When I was younger and couldn't fall asleep, I would try the age old activity of 'counting sheep.' I would imagine a sheep, fluffy with wool like a spring cloud in the sky, dashing and leaping over a fence. Then, the next one, then the next. Behind the sheep, the sky would be a murky blackish blue with stars glowing and glittering. It never worked. But how did this practice even start?

I tried to solve this query via internet research but found only a few flimsy theories mainly tied to the thought that the practice of counting sheep is monotonous, thus leading to the practitioner of sheep counting to feel drowsy.

One theory delves a little deeper. Medieval Britain, shepherds had shared grazing land, so they had to make sure to count their sheep as they entered and exited the pastures. Maybe people found a lot of sleeping shepherds back in the day.

My theory was there was a young shepherd man who was a narcoleptic.
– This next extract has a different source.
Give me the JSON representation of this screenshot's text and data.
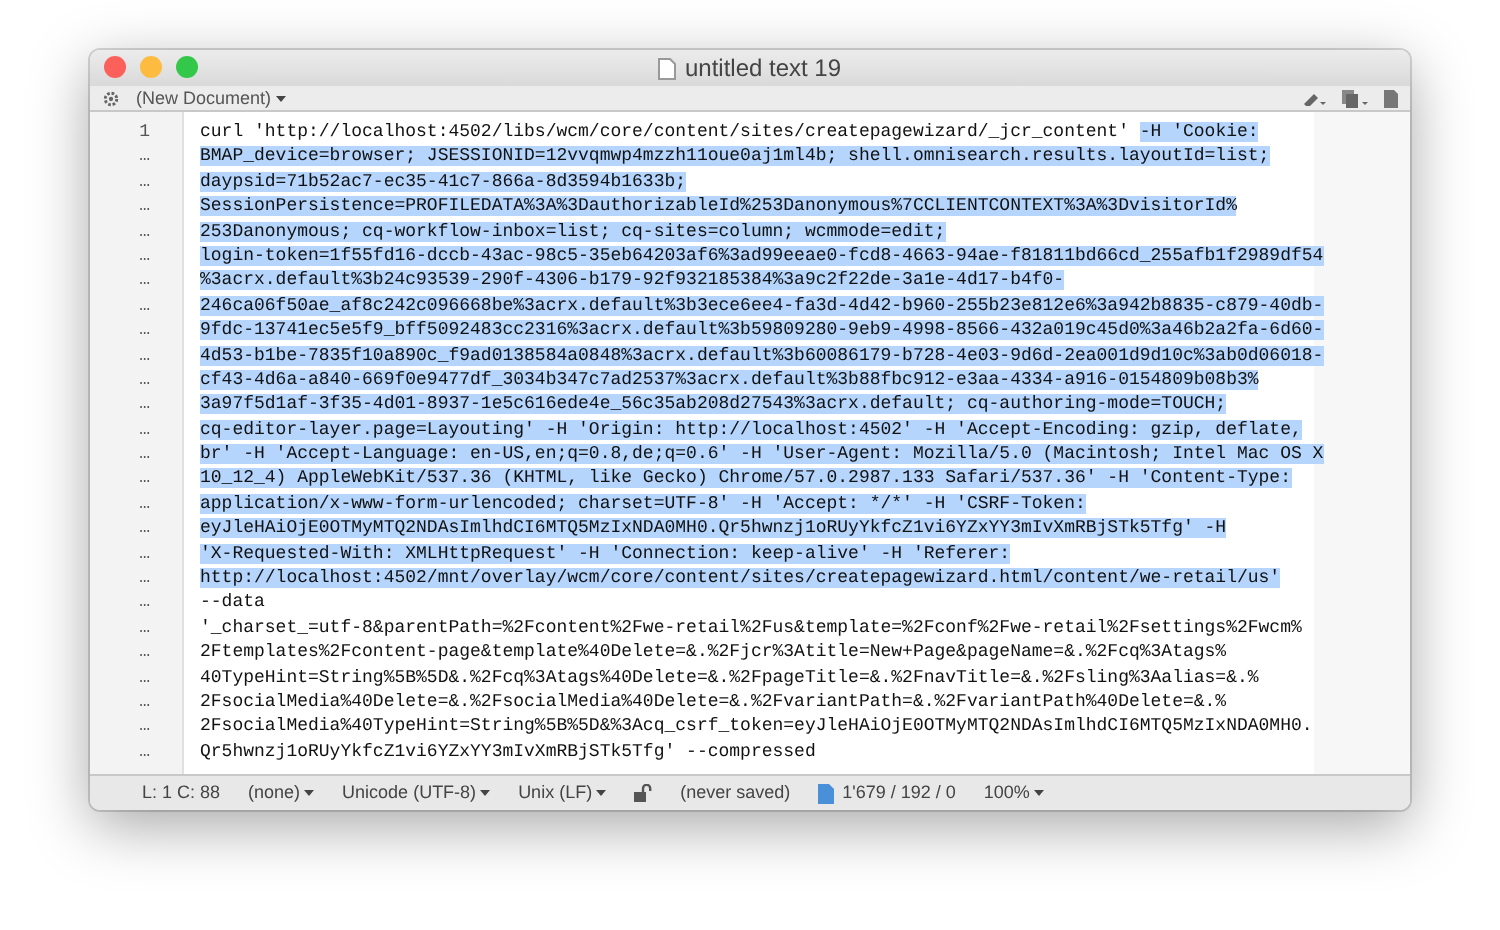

People would find him sleeping all over the place: in pastures, on the top of hay stacks, on the top of wandering sheep, in stranger's cottages...everywhere! He got a reputation all throughout the land as being a hardy and talented sleeper. People thought that his propensity to sleep must be linked to his profession with sheep. All of those white fluffy creatures, slowly moving across green pastures like lazy clouds drifting in the sky. The gentleness of their eyes lolling any onlooker into a stoic calm. The way they bellowed reassuring 'baaaaa's' as they went about their day. The rhythmical twirl of their mouth and crunch and clank of their dull teeth as they gnawed upon grass. If any creature is going to help you sleep, it is a sheep. Insomniacs must have admired this sleepy shepherd. They must have thought, it is all that counting of sheep that does it. He counts all those sheep and falls right to sleep.